Li Zhouzhe 李宙哲

Personal information
- Full name: Li Zhouzhe
- Date of birth: 1944
- Place of birth: Jixi, China
- Date of death: 2002 (aged 57)
- Place of death: Beijing, China
- Height: 1.68 m (5 ft 6 in)
- Position(s): Right winger

Senior career*
- Years: Team / Apps / (Gls)
- 1964–1976: Air Force Football Team

International career
- 1969–1976: China

Managerial career
- Bayi
- 1996–1997: Harbin Lange

= Li Zhouzhe =

Chinese footballer

Li Zhouzhe (李宙哲 (李宙哲, Lǐ Zhòuzhé); 1944 — 2002) was a Chinese footballer who played as a right winger.

==Playing career==
In 1964, Li began his senior career with the Air Force Football Team.

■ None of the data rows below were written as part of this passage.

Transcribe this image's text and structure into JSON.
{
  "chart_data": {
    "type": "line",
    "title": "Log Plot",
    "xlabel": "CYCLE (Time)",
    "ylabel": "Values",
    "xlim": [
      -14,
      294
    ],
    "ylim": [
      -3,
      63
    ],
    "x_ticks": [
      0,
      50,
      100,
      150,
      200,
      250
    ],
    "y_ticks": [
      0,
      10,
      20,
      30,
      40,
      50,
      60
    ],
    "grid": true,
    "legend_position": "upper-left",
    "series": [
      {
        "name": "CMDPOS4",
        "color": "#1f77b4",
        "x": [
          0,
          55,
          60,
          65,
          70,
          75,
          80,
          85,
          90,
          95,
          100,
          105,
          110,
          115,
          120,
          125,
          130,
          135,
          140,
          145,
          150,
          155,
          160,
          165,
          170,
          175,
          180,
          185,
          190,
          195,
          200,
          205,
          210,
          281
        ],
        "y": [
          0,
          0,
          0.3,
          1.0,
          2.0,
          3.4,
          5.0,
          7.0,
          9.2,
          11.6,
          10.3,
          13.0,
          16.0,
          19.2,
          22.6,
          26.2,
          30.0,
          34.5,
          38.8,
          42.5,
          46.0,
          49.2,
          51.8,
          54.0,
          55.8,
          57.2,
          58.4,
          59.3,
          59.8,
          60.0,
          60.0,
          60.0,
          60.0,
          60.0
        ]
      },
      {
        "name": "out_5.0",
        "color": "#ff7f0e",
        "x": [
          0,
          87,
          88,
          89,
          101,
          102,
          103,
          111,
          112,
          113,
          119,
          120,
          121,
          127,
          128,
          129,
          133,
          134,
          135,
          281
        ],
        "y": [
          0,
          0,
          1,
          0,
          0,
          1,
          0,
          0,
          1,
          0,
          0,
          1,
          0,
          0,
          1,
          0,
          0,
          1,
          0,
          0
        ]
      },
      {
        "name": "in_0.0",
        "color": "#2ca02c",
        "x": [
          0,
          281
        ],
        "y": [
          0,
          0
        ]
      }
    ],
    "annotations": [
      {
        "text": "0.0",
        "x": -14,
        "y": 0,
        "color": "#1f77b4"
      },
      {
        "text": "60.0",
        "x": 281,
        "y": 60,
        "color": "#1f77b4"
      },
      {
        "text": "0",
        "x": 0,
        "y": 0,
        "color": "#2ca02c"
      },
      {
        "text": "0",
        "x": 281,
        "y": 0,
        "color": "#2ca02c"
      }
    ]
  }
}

In 1969, Li's performances led to him being called-up for China. Li played in both the 1974 Asian Games and the 1976 AFC Asian Cup, scoring a hat-trick against Brunei in a 10–1 victory whilst qualifying for the latter tournament on 19 June 1975.

==Managerial career==
In 1977, following his retirement from football a year prior, Li began coaching at Bayi, managing the first team, second team and youth teams for a period of 18 years.

In December 1996, Li was appointed head coach of newly formed club Harbin Lange. On 13 May 1997, Li was sacked from Harbin Lange due to poor results.